Si pendant la période cette crise qui dure les outils numériques ont été largement sollicités, Sébastien Missoffe, président de Google France, plaide pour sa paroisse : « ils seront essentiels dans la reprise comme ils l’ont été pendant le crise ». Mettant ainsi en avant le travail de fond porté par le moteur de recherche dans l’Hexagone avec l’accent mis sur la formation à ces nouveaux (ou pas) outils ou sa volonté de travailler à un « écosystème responsable pour le web de demain ».
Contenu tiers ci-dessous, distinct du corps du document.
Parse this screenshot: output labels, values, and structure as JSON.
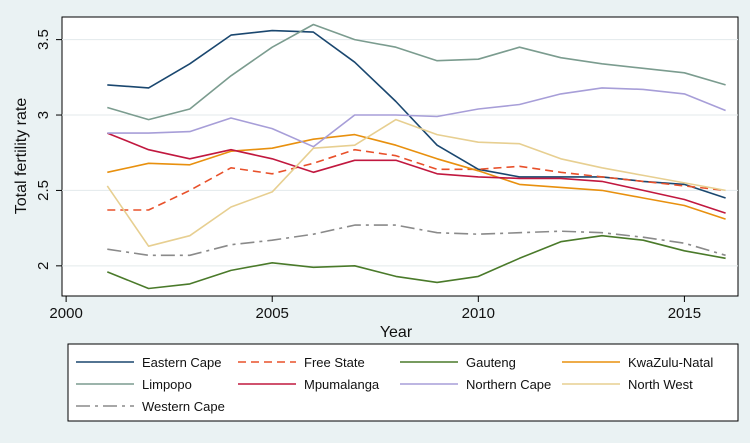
{
  "chart_data": {
    "type": "line",
    "title": "",
    "xlabel": "Year",
    "ylabel": "Total fertility rate",
    "xlim": [
      1999.9,
      2016.3
    ],
    "ylim": [
      1.8,
      3.65
    ],
    "xticks": [
      2000,
      2005,
      2010,
      2015
    ],
    "yticks": [
      2,
      2.5,
      3,
      3.5
    ],
    "xtick_labels": [
      "2000",
      "2005",
      "2010",
      "2015"
    ],
    "ytick_labels": [
      "2",
      "2.5",
      "3",
      "3.5"
    ],
    "grid": "horizontal",
    "legend_position": "bottom",
    "x": [
      2001,
      2002,
      2003,
      2004,
      2005,
      2006,
      2007,
      2008,
      2009,
      2010,
      2011,
      2012,
      2013,
      2014,
      2015,
      2016
    ],
    "series": [
      {
        "name": "Eastern Cape",
        "color": "#1a476f",
        "dash": "solid",
        "values": [
          3.2,
          3.18,
          3.34,
          3.53,
          3.56,
          3.55,
          3.35,
          3.09,
          2.8,
          2.64,
          2.59,
          2.59,
          2.59,
          2.56,
          2.54,
          2.45
        ]
      },
      {
        "name": "Free State",
        "color": "#e8502a",
        "dash": "dashed",
        "values": [
          2.37,
          2.37,
          2.5,
          2.65,
          2.61,
          2.68,
          2.77,
          2.73,
          2.64,
          2.64,
          2.66,
          2.62,
          2.59,
          2.56,
          2.53,
          2.5
        ]
      },
      {
        "name": "Gauteng",
        "color": "#4a7a2a",
        "dash": "solid",
        "values": [
          1.96,
          1.85,
          1.88,
          1.97,
          2.02,
          1.99,
          2.0,
          1.93,
          1.89,
          1.93,
          2.05,
          2.16,
          2.2,
          2.17,
          2.1,
          2.05
        ]
      },
      {
        "name": "KwaZulu-Natal",
        "color": "#e8900e",
        "dash": "solid",
        "values": [
          2.62,
          2.68,
          2.67,
          2.76,
          2.78,
          2.84,
          2.87,
          2.8,
          2.71,
          2.63,
          2.54,
          2.52,
          2.5,
          2.45,
          2.4,
          2.31
        ]
      },
      {
        "name": "Limpopo",
        "color": "#7b9c8f",
        "dash": "solid",
        "values": [
          3.05,
          2.97,
          3.04,
          3.26,
          3.45,
          3.6,
          3.5,
          3.45,
          3.36,
          3.37,
          3.45,
          3.38,
          3.34,
          3.31,
          3.28,
          3.2
        ]
      },
      {
        "name": "Mpumalanga",
        "color": "#c1183f",
        "dash": "solid",
        "values": [
          2.88,
          2.77,
          2.71,
          2.77,
          2.71,
          2.62,
          2.7,
          2.7,
          2.61,
          2.59,
          2.58,
          2.58,
          2.56,
          2.5,
          2.44,
          2.35
        ]
      },
      {
        "name": "Northern Cape",
        "color": "#a79ed8",
        "dash": "solid",
        "values": [
          2.88,
          2.88,
          2.89,
          2.98,
          2.91,
          2.79,
          3.0,
          3.0,
          2.99,
          3.04,
          3.07,
          3.14,
          3.18,
          3.17,
          3.14,
          3.03
        ]
      },
      {
        "name": "North West",
        "color": "#e7cf91",
        "dash": "solid",
        "values": [
          2.53,
          2.13,
          2.2,
          2.39,
          2.49,
          2.78,
          2.8,
          2.97,
          2.87,
          2.82,
          2.81,
          2.71,
          2.65,
          2.6,
          2.55,
          2.5
        ]
      },
      {
        "name": "Western Cape",
        "color": "#8a8a8a",
        "dash": "longdash",
        "values": [
          2.11,
          2.07,
          2.07,
          2.14,
          2.17,
          2.21,
          2.27,
          2.27,
          2.22,
          2.21,
          2.22,
          2.23,
          2.22,
          2.19,
          2.15,
          2.07
        ]
      }
    ]
  }
}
Le rebond conditionné à la confiance

Une responsabilité de plus en plus accrue pour les entreprises également. Ainsi, côté communication, la présidente de FDJ rappelle-t-elle que depuis la privatisation de l’entreprise en novembre 2019, ses messages ont porté sur ses origines, sa raison d’être s’attelant aussi à une véritable « contextualisation de nos messages » en accompagnant « les réouvertures progressives de nos réseaux ». La dirigeante indique par ailleurs que FDJ prépare actuellement une nouvelle plateforme de marque qui se veut responsable. Pour Gilles Pellisson qui a aussi « des enjeux d’installation de nos marques », la question est aujourd’hui claire : « comment combiner relance économique et responsabilité environnementale ». Selon lui, « la transition écologique, nous avons envie de la porter, elle ne nous fait pas peur, mais il ne faut pas s’en servir pour pénaliser la reprise », assène-t-il. Quoiqu’il en soit, pour Pierre Conte, récent président du CESP : « le rebond (économique) est conditionné à la confiance. Et la mesure est clé pour la confiance ».